The CMS online Cloud (redundant and grizzly reborn)

In August, we put in production our new implementation of the CMS online Cloud. I will present the results of the efforts by Olivier Chaze, Wojciech and myself in CHEP2013.

The new CMS online Cloud features now a complete easily scalable and redundant infrastructure. We implemented:

  • RabbitMQ in cluster with replicated queues as described by RabbitMQ people in here;
  • MySQL cluster after modifying minimally the definition of the tables needed by the different OpenStack services;
  • Grizzly OpenStack services in active/active using the clusterware corosync/pacemaker and Round Robin aliases as an easy load balancer when needed (keystone, dashboard, APIs…). I want to thank here Florian Haas that gave me a guideline to develop the clusterware agent scripts for the different services.

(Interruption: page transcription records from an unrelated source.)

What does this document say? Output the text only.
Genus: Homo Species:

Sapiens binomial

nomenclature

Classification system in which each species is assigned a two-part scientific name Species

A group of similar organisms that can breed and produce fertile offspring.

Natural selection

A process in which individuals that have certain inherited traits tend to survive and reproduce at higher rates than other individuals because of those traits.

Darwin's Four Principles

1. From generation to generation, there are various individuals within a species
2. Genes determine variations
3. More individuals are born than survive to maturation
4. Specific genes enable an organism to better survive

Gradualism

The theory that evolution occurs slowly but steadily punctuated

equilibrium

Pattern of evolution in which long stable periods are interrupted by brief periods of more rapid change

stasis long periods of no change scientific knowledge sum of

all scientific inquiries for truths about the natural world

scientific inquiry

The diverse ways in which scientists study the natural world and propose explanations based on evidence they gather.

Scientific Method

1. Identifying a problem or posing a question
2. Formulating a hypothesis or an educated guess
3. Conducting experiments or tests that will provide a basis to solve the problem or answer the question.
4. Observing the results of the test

This made our 1300 hypervisors (~13000 cores) cloud resilient to failures! The controlling infrastructure described briefly above scales nicely. I’ll post the link to the presentation after it is given.

The CMS online Cloud

Another milestone has been achieved. We were able to setup the two bonded 10Gbit links through the “data networks” to serve the cloud with minimal changes on the existing infrastructure.

We configured the networks at the level of the router/switches/hypervisors, and we used OpenvSwitch to redirect the flow (and change the MAC Address of the gateway for this flow) to specific computers, where traffic goes, through the high bandwidth network we have. This means that without a modification on the side of the VMs, they will be using our high bandwidth network to talk to the “data providing” computers.

You can find some information on the talk given by Wojciech: “CMS Experience and plans“.

OpenStack summit in Portland & HEPiX Summer Workshop 2013

In less than 2 weeks we are going to present the current status of our OpenStack installation at two important conferences related to clouds and grids.

On 15th of April Toni is going to Portland, where the nearest Openstack summit will take place. He will give detailed information about the architecture of CMSooooCloud, installation and configuration aspects and the big scale performance tests (about 1200 hypervisors under control of one OpenStack cloud manager).

At the same time I am going to talk about the virtualization and re-usage of resources in Bologna (Italy) at The High Energy Physics Unix Information Exchange. I will focus on benefits of applying the cloud approach in scientific environment. I will also cover aspect of network virtualization using OpenVSwitch.

We hope to meet some of you there.

The CMS online Cloud

Find here the talk The CMS openstack, openvswitch-ed, opportunistic, overlay, online-cluster Cloud (CMSoooooCloud) about our CMS online Cloud on
The International Symposium on Grids and Clouds (ISGC) 2013.

You will also find information on the CMS online Cloud and other efforts at CERN to use the clusters when not fully used on the talk Offline usage of online farms presented on ALICE, ATLAS, CMS & LHCb joint workshop on DAQ@LHC

 Have fun.

No adds in this blog. Google denied because of insufficient content

Hi,

Google denied my application to have adds through AdSense because of insufficient content…  There is not much content yet, so I can not dispute much, right?

After reading about the cookies that they put on your browser I may not want you to be exposed to their adds either… I still have to decide, but I may not reapply to get adds in here.

 

The CMS online Cloud

Together with Wojciech Ozga we put together an overlay cloud with OpenStack: the CMSoCloud or CMSoooCloud or CMSoooooCloud…

It has, when full, 1300 hypervisor (~13000 physical cores).

Consider voting for the presentation under this link. You will need to register to the community first. Follow this link to register.

Thanks in advance for your support!

To test our OpenStack infrastructure we decided that our CPU should not be wasted and Wojciech picked up a project to help studying Alzheimer’s, Huntington’s, Parkinson’s, and many cancers. Help them too! Follow this link and help the folding@home project. We managed while testing the stability of our infrastructure to finalise more than 57000 Work Units only on a few weeks using more than 1000 hypervisors! Follow our progress in this link. Lately we have not been able to dedicate many CPU cycles… We are using the infrastructure ourselves… But we’ll try to continue helping…

This illustrates that one can donate CPU cycles to projects. Cloud infrastructure makes it easier. With an overlay one, as ours, your computers can be useful even if you don’t use them!